There was a time when the most a man could get from woman of the night was a bad disease. These days, careless men are lucky to escape with their necks intact, writes PETER NDORIA
An elderly man once told me that as a virile young man in the 1970s, charming a woman on the dance floor made one a man; a hero if she joined him; and a legend if he left with her.
But if a man did that to several of them, he was a titan amongst mere mortals, or so thought the boys’ club.
What he forgot is that those days, the most a stray woman could do to a man was pass on an infection that could be easily cured by over-the-counter antibiotics. Children, if they popped up accidentally, were taken care of by the village, as times were not as hard.
Not anymore. Beyond the preliminaries, assuming one has the money to sustain her interest and a pack of condoms in his shirt pocket for medical insurance, a man also needs to be literally on the lookout for his life.

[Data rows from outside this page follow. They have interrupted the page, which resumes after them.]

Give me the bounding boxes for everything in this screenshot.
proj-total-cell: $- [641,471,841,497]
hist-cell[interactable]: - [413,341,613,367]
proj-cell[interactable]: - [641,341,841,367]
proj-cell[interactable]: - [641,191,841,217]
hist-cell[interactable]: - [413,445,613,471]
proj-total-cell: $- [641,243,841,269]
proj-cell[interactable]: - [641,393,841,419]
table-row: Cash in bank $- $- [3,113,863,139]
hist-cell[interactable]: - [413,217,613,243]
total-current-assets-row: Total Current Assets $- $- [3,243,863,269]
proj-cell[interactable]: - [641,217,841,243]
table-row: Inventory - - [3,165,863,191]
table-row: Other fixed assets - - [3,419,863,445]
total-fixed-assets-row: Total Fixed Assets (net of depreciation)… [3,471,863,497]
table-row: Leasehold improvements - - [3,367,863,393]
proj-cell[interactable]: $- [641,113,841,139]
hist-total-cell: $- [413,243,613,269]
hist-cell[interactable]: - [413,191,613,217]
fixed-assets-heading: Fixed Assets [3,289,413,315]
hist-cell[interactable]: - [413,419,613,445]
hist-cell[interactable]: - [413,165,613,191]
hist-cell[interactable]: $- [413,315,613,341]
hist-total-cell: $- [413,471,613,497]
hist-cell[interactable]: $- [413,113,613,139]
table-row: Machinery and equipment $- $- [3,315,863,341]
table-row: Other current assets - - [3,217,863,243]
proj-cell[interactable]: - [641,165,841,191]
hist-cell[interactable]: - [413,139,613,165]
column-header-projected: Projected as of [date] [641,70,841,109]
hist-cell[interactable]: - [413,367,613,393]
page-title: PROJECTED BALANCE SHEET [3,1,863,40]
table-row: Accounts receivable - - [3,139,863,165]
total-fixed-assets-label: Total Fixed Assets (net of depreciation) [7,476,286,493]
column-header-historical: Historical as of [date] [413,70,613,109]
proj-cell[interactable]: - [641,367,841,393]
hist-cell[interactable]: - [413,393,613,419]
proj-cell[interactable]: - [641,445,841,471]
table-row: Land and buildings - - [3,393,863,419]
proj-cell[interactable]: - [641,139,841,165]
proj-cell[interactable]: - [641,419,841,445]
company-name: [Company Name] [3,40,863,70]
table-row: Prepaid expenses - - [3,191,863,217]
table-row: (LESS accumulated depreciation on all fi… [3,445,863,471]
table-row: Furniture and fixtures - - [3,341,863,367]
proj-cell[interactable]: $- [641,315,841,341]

Cases of hitherto charming men being left drooling in bars as a result of having their drinks spiked with drugs are no longer shocking. That beauty you walk up to and throw your best lines at could be carrying enough drugs to tranquilise an entire national park.
Victor, a young man who got drugged recently and had to be rushed to a hospital while foaming at the mouth was surprised by how much interest the nurses were taking in him until they explained.
“These cases are no longer a joke. The last two incidences we had, both victims died. And nowadays, they don’t even spare fellow wo men,” he recalls being told by the concerned nurses.
Drugging, by the way, no longer happens in those dingy River Road bars with creaky stools, jukeboxes and ageing barmaids. Victor was having a drink at his favourite joint in South B.
In one instance, a man who had driven into a drinking joint in Hurlingham in the company of a well-dressed woman was drugged, and because everyone assumed he was with his spouse or girlfriend, she ransacked his pockets, took his keys, Smartphone and wallet before driving off in his car, never to be seen again.
Needless to say, there is the stigma that follows these cases. Everyone assumes that you must have been picking up a ‘take-away’ for the night, especially if you are found in funny places. This perhaps explains why very few such cases get reported to the police, despite it being a common occurrence. One medical doctor, for instance, recalls dealing with five cases on just one weekend.
Strangely, the more charming and chivalrous a gentleman you are, the more likely you are to be a victim of these prowlers of the night. Extortion is another risk, especially if you are a famous personality.